Over a year now into this pandemic, it’s easy for us to feel that it’s not been our year, that our lives have been put on hold for far too long. The reality is, though, that nothing has really been put in hold and that we have grown, developed and learnt so much about ourselves, our faith, and our world through the pandemic. This is certainly true with how much many of us have learnt about the value and benefit of friendship – perhaps because we have missed our normal times with our friends (sitting, chatting in cafés, for example) or perhaps because we have had friends who have stood by us, bringing hope and joy into our times of worry and darkness.
Over the past few decades, though, most of us have been living increasingly isolated lives. In the US, research shows that one in four people have no close friends, while here in the UK our government is so concerned with social isolation that they have appointed a minister for loneliness. Over in Japan “Rent-a-Friend” companies are proving hugely popular and the trend is catching on elsewhere. Last week, I found myself sitting alone on my sofa, scrolling through social media posts. It dawned on me that I was connected to so many people, but I was not connecting with anyone.
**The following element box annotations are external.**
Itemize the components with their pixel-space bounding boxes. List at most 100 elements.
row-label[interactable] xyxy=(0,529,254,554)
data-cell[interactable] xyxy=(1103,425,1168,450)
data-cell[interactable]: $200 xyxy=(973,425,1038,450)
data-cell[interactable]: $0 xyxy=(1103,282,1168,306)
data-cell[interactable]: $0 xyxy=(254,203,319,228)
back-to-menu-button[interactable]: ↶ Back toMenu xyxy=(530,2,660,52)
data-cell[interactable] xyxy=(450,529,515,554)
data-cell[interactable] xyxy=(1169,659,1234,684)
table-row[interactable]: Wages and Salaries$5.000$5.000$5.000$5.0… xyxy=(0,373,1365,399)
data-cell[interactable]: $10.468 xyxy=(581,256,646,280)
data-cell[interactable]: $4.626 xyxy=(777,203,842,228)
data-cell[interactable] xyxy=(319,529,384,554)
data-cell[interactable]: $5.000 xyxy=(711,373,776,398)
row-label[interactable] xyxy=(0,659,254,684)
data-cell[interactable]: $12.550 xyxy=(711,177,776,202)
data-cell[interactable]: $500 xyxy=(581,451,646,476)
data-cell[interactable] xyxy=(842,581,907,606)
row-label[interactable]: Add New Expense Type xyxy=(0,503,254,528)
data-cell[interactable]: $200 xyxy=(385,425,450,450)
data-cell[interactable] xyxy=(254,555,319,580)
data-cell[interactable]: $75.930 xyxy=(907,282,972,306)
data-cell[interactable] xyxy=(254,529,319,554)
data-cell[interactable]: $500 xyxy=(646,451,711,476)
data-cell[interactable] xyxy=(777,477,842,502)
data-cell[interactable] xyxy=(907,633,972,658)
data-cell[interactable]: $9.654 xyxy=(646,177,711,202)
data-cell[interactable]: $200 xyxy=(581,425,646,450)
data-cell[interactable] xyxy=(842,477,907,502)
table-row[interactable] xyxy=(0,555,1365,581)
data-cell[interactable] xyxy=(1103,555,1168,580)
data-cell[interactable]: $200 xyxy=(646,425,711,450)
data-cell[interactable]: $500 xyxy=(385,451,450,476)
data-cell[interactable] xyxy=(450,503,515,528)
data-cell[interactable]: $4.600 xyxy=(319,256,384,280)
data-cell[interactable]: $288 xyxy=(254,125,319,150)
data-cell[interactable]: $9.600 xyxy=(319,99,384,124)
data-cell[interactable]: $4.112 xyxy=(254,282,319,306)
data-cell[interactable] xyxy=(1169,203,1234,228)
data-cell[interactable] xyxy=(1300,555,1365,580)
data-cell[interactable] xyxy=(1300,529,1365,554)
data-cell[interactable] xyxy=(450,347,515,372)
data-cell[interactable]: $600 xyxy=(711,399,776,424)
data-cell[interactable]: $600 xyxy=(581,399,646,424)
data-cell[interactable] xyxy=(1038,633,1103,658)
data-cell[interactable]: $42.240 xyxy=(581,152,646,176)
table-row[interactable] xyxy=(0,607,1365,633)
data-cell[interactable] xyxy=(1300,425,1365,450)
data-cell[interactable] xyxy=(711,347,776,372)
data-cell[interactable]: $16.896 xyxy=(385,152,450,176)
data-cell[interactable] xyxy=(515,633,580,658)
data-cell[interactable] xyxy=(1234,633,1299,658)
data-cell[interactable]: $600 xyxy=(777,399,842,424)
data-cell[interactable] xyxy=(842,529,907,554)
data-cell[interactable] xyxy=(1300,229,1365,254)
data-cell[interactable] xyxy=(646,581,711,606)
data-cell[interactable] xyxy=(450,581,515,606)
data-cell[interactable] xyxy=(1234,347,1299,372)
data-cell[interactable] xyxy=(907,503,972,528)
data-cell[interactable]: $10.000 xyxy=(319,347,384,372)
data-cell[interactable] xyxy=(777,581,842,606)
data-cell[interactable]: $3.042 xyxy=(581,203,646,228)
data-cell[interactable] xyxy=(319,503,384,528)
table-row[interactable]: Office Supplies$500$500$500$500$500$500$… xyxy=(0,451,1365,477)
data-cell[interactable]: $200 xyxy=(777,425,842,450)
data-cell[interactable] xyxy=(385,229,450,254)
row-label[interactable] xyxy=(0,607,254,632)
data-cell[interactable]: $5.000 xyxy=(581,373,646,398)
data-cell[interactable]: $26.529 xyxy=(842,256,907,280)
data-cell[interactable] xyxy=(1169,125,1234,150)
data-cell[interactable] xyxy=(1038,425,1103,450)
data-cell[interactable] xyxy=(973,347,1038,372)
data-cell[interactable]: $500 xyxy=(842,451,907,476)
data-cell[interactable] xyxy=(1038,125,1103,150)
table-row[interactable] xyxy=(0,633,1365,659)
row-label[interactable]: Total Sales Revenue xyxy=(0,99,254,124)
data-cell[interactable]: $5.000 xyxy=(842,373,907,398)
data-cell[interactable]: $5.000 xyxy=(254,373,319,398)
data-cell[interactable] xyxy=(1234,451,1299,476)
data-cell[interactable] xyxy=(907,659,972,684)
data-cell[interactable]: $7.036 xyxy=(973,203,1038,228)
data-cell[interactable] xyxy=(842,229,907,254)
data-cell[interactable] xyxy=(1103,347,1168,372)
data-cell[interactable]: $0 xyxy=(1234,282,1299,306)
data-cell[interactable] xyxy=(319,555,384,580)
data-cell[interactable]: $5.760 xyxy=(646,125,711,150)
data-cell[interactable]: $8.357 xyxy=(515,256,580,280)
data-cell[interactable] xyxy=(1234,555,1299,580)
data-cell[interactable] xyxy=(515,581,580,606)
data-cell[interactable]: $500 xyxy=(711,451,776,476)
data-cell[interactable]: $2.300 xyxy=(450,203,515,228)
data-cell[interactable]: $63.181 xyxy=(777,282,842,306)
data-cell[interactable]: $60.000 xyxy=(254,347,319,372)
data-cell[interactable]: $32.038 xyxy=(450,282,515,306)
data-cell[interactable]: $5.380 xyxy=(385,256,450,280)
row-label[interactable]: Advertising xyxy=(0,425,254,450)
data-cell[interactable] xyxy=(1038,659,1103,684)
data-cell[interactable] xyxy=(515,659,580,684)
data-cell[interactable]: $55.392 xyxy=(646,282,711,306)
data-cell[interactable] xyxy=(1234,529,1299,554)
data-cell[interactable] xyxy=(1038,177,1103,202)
St Augustine pointed out that sin makes us curve inward on ourselves. In other words, it makes us think that we can do it alone, to believe that we don’t need others. Our individualistic cultures make this all the worse – independence is championed, self-made people are praised, the glory of individual achievements is emphasised. And so we misalign our priorities.
Drew Hunter, in a book on the spiritual importance of friendship, powerfully suggests that, at the end of our lives, when we take a thoughtful glance backwards into our past, none of us will say “oh, I wish I’d spent more hours at work” or “oh, I wish I’d spent more time staring at a screen”. But we may well say “I wish I’d spent more time with my friends”. He concludes with a lovely line: “if you ask me what’s best in life, I’m going to give you names”.
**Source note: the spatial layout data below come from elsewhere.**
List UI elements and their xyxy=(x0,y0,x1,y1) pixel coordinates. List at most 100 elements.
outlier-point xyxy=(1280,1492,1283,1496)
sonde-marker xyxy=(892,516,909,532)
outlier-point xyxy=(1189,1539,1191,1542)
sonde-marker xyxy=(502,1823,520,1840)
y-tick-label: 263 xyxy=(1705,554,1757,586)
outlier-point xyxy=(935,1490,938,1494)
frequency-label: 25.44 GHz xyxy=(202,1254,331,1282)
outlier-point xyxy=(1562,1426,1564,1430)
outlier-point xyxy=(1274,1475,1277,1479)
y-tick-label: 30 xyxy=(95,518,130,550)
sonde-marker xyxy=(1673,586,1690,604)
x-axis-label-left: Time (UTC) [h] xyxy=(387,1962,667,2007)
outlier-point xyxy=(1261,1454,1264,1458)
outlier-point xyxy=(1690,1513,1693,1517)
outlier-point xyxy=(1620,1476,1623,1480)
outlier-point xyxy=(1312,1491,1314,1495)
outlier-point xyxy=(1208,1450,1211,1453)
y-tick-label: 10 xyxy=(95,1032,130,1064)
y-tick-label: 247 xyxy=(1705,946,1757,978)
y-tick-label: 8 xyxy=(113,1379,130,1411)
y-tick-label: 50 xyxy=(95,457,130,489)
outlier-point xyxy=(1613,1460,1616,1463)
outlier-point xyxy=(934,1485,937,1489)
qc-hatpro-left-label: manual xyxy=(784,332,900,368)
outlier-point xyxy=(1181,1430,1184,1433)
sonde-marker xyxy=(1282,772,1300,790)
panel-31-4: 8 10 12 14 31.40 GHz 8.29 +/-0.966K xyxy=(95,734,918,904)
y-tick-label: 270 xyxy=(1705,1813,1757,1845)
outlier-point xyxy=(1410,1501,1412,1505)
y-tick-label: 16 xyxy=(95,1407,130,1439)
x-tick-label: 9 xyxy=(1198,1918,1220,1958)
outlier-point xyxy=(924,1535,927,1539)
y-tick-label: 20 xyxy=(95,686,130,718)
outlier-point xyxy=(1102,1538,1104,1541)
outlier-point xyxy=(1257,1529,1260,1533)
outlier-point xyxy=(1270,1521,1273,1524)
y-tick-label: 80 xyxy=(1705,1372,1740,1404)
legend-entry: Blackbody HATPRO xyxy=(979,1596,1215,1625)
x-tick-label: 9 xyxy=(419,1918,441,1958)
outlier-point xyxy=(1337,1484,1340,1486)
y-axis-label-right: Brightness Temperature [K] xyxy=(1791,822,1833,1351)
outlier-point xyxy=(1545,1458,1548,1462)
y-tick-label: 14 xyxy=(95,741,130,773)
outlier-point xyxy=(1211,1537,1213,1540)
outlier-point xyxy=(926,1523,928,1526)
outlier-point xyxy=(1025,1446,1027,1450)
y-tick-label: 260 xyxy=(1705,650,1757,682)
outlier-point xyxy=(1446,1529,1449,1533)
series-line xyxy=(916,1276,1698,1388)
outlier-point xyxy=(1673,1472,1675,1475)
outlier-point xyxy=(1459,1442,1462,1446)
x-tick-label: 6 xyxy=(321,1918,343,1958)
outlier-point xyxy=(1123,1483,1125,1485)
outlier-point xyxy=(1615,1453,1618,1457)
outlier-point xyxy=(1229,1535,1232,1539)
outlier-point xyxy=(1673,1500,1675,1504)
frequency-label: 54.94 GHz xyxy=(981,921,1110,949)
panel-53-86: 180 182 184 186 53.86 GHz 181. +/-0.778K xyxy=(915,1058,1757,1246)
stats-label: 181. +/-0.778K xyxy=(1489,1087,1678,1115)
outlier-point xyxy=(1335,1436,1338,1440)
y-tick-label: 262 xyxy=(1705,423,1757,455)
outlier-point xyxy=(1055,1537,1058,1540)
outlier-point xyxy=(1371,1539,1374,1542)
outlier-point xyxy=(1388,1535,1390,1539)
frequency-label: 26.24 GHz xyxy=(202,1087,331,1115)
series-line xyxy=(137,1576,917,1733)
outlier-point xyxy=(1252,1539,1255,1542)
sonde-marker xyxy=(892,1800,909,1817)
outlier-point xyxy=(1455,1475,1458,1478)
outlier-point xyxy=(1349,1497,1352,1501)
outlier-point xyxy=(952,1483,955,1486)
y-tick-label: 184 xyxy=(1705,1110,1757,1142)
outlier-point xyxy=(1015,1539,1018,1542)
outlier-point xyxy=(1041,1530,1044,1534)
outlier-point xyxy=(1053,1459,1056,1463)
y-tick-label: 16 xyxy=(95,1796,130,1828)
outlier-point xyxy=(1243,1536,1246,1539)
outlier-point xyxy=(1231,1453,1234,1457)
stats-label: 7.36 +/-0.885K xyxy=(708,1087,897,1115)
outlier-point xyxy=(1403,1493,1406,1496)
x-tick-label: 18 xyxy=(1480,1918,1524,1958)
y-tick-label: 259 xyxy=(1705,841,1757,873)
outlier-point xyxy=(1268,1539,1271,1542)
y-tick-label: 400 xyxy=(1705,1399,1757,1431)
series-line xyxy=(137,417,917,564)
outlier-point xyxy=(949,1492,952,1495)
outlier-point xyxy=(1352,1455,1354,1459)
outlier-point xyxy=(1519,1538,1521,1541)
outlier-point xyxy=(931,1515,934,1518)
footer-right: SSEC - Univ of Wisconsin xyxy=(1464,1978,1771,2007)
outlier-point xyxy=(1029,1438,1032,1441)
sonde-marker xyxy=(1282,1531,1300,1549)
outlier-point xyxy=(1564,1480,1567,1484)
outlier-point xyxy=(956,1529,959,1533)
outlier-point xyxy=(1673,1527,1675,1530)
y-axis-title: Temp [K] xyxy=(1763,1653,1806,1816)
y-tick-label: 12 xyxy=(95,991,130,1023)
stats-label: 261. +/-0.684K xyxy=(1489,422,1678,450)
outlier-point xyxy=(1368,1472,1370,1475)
Jesus himself came as a person of friendship. In John’s gospel he asserts that he is much more than the Master of his disciples – he is their friend (John 15:14-15). As we are now also his disciples, so his friendship is offered to us. And so it’s no surprise that friendship is so important in our lives, for our God is a God of friendship.
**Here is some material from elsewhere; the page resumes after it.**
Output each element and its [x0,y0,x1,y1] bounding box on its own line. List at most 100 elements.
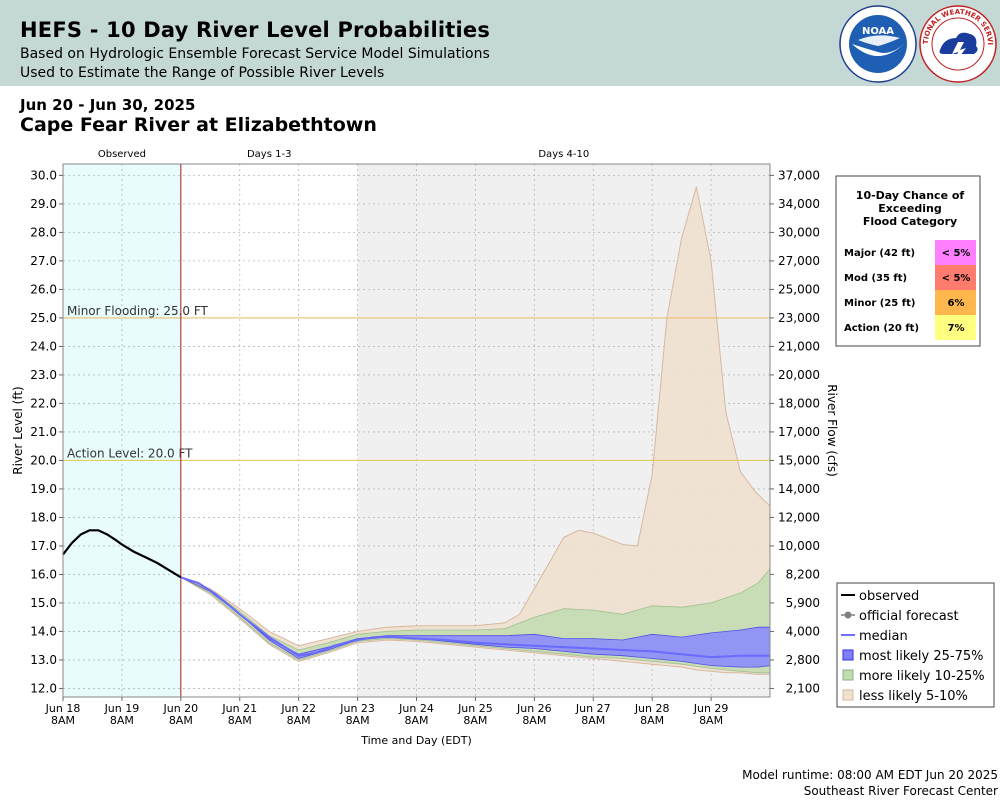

Our own friendships point back to Genesis, when God asserts that it was not good for us to be alone, and they point forward to Revelation, when we will be brought together in a new creation with Jesus. Friendship is, then, a gift from above. It is the ultimate expression of love. As nineteenth-century bishop JC Ryle emphasised: “the brightest sunbeam in the world is a friend – friendship halves our troubles and doubles our joys”.
So, this week, I want to encourage you to contact your friends. Have a chat on the phone, meet in a garden, or go for a walk. Commit yourself to be there for your friends and reassure yourselves they will be there for you. As the Friends theme tune continues: “When it hasn’t been your day, your week, your month, or even your year, then I’ll be there for you (When the rain starts to pour) I’ll be there for you (Like I’ve been there before) I’ll be there for you (’Cause you’re there for me too)”.
Remember that friendships are holy. And that brings me to the second thing I want to encourage you to remember this week. Many of the words for our relationship with Jesus and God that can seem quite hierarchical. So, God is our father and we are his children, Jesus is a Shepherd and we are his lambs. But let’s not forget that God is also a God of friendship and Jesus offers us his hand of friendship. Reach out and accept that hand, because he is saying to you: “whatever kind of day, week, month, or year you’ve had, I’ll there for you!”.